The Australian dollar falls after the report and was trading at 73.87 US cents in Sydney. Australian three-year yields falls 7 basis points to 0.90%, set for their biggest weekly drop in a decade, as traders pared bets for the pace of RBA rate hikes.
The central bank’s rate assessment is a further push back against market pricing for a tightening cycle to begin next year. The RBA did concede that there was a plausible scenario in which wages and consumer prices grew faster than expected and a 2023 rate hike was needed, but it dismissed the prospect of an increase in the next 12 months.
“The RBA has upgraded its economic forecasts but they are still cautious on the inflation and wage outlook,” said Belinda Allen, a senior economist at Commonwealth Bank of Australia, which expects the first hike to come in November next year.
Swaps traders see the first increase to the cash rate — currently a record-low 0.1% — coming by June or July of 2022. Markets now see the cash rate at 0.75% within a year, after projecting it at 1.2% in trades at the end of last week.

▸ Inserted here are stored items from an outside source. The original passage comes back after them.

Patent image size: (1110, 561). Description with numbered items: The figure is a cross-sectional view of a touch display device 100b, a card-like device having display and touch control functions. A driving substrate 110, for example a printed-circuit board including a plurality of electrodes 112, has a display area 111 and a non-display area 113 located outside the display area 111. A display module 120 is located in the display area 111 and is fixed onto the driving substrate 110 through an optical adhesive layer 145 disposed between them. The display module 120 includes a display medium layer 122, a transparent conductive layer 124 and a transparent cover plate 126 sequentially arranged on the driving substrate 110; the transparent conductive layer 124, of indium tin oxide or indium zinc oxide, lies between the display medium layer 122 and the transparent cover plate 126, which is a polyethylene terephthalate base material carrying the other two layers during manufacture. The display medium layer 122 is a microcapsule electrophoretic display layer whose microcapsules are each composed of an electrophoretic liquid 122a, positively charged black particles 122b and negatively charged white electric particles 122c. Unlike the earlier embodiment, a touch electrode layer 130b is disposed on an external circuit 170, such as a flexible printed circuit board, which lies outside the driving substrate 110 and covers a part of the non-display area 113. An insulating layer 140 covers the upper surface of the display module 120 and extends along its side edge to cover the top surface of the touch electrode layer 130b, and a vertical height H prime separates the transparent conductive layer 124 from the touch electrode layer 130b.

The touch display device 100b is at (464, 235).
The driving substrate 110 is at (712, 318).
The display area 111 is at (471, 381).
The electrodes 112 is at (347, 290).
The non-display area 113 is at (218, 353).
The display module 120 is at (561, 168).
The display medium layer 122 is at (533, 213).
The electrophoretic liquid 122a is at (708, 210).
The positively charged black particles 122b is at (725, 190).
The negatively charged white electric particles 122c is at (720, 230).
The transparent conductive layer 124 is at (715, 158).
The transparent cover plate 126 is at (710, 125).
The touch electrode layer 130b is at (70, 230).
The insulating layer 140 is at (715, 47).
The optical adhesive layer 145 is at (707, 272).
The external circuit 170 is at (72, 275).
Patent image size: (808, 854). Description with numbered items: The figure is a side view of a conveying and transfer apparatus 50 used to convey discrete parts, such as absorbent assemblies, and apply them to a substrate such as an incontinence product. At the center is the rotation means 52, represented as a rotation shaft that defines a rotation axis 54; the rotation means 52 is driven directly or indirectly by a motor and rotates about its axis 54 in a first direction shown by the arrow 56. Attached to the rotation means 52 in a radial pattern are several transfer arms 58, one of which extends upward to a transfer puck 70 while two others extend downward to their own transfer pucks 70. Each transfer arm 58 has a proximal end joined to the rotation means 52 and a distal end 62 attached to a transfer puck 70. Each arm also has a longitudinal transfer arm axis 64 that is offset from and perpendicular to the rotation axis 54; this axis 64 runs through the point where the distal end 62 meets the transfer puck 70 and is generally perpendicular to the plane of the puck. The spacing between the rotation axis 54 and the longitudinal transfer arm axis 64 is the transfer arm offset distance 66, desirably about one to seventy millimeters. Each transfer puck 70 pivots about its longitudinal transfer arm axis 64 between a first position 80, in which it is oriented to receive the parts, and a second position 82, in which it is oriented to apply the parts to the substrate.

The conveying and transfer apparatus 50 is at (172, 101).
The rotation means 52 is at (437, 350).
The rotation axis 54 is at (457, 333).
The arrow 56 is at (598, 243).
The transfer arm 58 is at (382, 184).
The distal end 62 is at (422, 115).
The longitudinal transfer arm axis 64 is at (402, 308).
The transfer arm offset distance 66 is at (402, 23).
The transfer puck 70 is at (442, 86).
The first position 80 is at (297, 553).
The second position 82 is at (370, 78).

In its central scenario, the RBA sees wages accelerating to 2.25% at the end of this year, reaching 2.5% in 2022 and 3% in late 2023 — which would be the fastest pace since 2013, the statement on monetary policy said. Inflation was seen at 2.25% through to mid-2023 before edging up to 2.5% in December of that year. The RBA’s upside scenario shows unemployment tumbling to 3.25%, sparking a strong recovery in wages and spurring inflation above 3% by end-2023.